How weird, weird, weird is the Iraq-Syria civil war? Well, consider this: not only is the United States increasingly involved in military support to Prime Minister Nouri al-Maliki and his Shiite-sectarian government, but it finds itself in direct military alliance not only with Iran but with Syria, too.
Unlike the United States, which supports the Baghdad government against the Islamic State of Iraq and Syria in Iraq but supports ISIS’ allies in the rebellion against Syria’s Bashar al-Assad, Iran strongly backs both Maliki and Assad. Now Syria, which is battling not only ISIS but other Islamist fanatics in Syria who have US and Saudi support, is intervening militarily in Iraq in support of Maliki!
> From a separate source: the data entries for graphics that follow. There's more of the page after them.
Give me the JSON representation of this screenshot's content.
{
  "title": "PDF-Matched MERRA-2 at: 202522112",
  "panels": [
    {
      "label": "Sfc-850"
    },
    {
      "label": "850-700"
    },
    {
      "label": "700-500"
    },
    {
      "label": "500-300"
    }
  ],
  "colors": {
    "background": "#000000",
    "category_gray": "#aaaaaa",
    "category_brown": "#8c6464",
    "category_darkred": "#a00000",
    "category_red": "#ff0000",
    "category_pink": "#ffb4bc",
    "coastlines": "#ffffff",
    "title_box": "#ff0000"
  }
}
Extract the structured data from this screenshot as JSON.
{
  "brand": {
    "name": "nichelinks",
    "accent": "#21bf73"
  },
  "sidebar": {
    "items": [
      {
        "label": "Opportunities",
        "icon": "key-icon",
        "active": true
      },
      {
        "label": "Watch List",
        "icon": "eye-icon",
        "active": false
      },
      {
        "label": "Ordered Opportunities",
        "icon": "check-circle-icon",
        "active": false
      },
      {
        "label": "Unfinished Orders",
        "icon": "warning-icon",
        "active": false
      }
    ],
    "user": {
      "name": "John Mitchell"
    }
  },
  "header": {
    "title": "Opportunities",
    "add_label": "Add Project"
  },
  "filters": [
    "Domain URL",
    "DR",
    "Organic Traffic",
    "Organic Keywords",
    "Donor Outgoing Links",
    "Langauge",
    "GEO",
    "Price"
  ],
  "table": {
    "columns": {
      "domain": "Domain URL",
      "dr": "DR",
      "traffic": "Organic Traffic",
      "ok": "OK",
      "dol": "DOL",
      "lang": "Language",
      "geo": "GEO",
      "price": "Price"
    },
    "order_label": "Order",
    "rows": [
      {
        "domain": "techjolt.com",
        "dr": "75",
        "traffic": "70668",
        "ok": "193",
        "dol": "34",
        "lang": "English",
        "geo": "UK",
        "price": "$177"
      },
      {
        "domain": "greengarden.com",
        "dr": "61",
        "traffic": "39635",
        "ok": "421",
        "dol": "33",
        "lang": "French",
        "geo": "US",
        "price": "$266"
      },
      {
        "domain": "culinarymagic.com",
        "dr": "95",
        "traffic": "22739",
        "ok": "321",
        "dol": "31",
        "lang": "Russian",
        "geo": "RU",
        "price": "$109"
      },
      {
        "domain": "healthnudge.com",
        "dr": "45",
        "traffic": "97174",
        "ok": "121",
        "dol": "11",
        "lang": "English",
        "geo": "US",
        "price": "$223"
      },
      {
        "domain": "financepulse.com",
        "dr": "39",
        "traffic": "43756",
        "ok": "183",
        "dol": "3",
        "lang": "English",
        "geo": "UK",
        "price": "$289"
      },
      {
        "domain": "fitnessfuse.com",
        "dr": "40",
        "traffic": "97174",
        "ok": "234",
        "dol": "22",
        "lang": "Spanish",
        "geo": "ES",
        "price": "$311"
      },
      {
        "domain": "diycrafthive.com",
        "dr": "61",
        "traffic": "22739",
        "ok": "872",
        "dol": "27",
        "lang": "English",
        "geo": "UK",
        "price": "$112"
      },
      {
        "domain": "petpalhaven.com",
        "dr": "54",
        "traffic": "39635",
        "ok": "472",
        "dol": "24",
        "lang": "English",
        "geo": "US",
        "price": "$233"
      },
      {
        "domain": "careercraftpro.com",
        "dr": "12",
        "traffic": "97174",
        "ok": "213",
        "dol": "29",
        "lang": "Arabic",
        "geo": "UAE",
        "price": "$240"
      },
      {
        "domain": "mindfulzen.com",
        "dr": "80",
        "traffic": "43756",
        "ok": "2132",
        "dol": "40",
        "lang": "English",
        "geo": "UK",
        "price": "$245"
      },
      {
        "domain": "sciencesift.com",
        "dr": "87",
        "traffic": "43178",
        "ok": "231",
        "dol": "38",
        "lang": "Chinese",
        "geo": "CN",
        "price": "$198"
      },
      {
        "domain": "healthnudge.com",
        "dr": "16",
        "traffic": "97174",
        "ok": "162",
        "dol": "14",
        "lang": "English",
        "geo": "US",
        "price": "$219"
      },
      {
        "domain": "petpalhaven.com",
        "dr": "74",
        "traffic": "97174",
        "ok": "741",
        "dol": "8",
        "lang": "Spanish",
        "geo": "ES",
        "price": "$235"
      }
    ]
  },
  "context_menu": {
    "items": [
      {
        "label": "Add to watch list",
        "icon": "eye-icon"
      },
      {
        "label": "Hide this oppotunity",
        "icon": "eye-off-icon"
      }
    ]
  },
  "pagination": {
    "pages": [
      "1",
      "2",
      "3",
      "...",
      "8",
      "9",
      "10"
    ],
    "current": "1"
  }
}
According to the Associated Press:
A US official says there are indications Syria launched airstrikes into western Iraq yesterday to slow the al-Qaida-inspired insurgency fighting both the Syrian and Iraqi governments.… The US official said the strikes appear to be the work of the Assad government but offered no other details.
Meanwhile, The New York Times today carries an extensive account of Iran’s military support for the government of Iraq, including massive arms shipments, surveillance drones and military advisers:
Iran is directing surveillance drones over Iraq from an airfield in Baghdad and is secretly supplying Iraq with tons of military equipment, supplies and other assistance, American officials said. Tehran has also deployed an intelligence unit there to intercept communications, the officials said.
Rather hilariously, the Times quotes that noted geopolitical strategist, Sen. Saxby Chambliss (R-GA) saying, “The Iranians are playing in a big way in Iraq.” Well, duh, senator: Iran has been active in Iraqi politics, military affairs, economics and intelligence since long before the US invasion of Iraq in 2003, when the United States topped Iran’s chief enemy and handed Iraq over to the control of Shiite groups closely affiliated with Iran since the 1980s.
Running the show in Iraq for Iran is General Qassem Soleimani, who leads the Quds Force of Iran’s Islamic Revolutionary Guard Corps, its foreign intelligence arm. Soleimani is the coordinator of Iranian support for both Syria and Iraq against ISIS as well as against other Sunni-led forces supported by Saudi Arabia. And, according to the Times, Soleimani is less willing than some of Iran’s political leaders to cooperate with the United States. Indeed, those who believe that the United States can work with Iran in Iraq while opposing Iran in Syria ought to have their heads examined. The Iraq-Syria crisis is now a single war, and one can’t end without the other. That means that Washington has to sit down with Tehran to discuss Iraq and Syria simultaneously. And since the United States isn’t part of the neighborhood, Iran’s interests in the region—in having a nonthreatening, Iran-leaning government in Iraq and an ally in Syria that can work with the pro-Iranian Hezbollah in Lebanon—are paramount. Long distance, there’s not a lot that the United States can do about any of this, other than to seek a diplomatic accord among Iran, Saudi Arabia and Turkey that takes into account all three countries’ strategic needs.
Inside Iraq, a new political coalition could conceivably emerge to replace Maliki with a broader, more unifying government that could appeal to Shiites, Sunnis and Kurds. But it’s hard to see that happening until the various parties test the limits of what they can win on the ground. The ISIS forces are every day getting more support from Sunni tribal military councils and the Baath party, especially in the battle for control of Iraq’s main oil refinery/power plant complex, while Maliki is falling back on Iranian support and on uncontrollable Shiite militias, including forces led by firebrand cleric Muqtada al-Sadr. Meanwhile, the greedy Kurds—taking advantage of Baghdad’s weakness—have seized control of Kirkuk and no doubt plan further expansionism on the way to their imagined, but impossible, “independent Kurdistan.” (It’s sad to see The Nation publishing outright Kurdish propaganda, too.)
As long as Iraqi factions believe that they can win by fighting, the war will go on. In the end, perhaps some accord can be reached by which Iraq holds together, but that will depend on serious outreach by Baghdad to Sunnis (including the Baath party) and Kurds.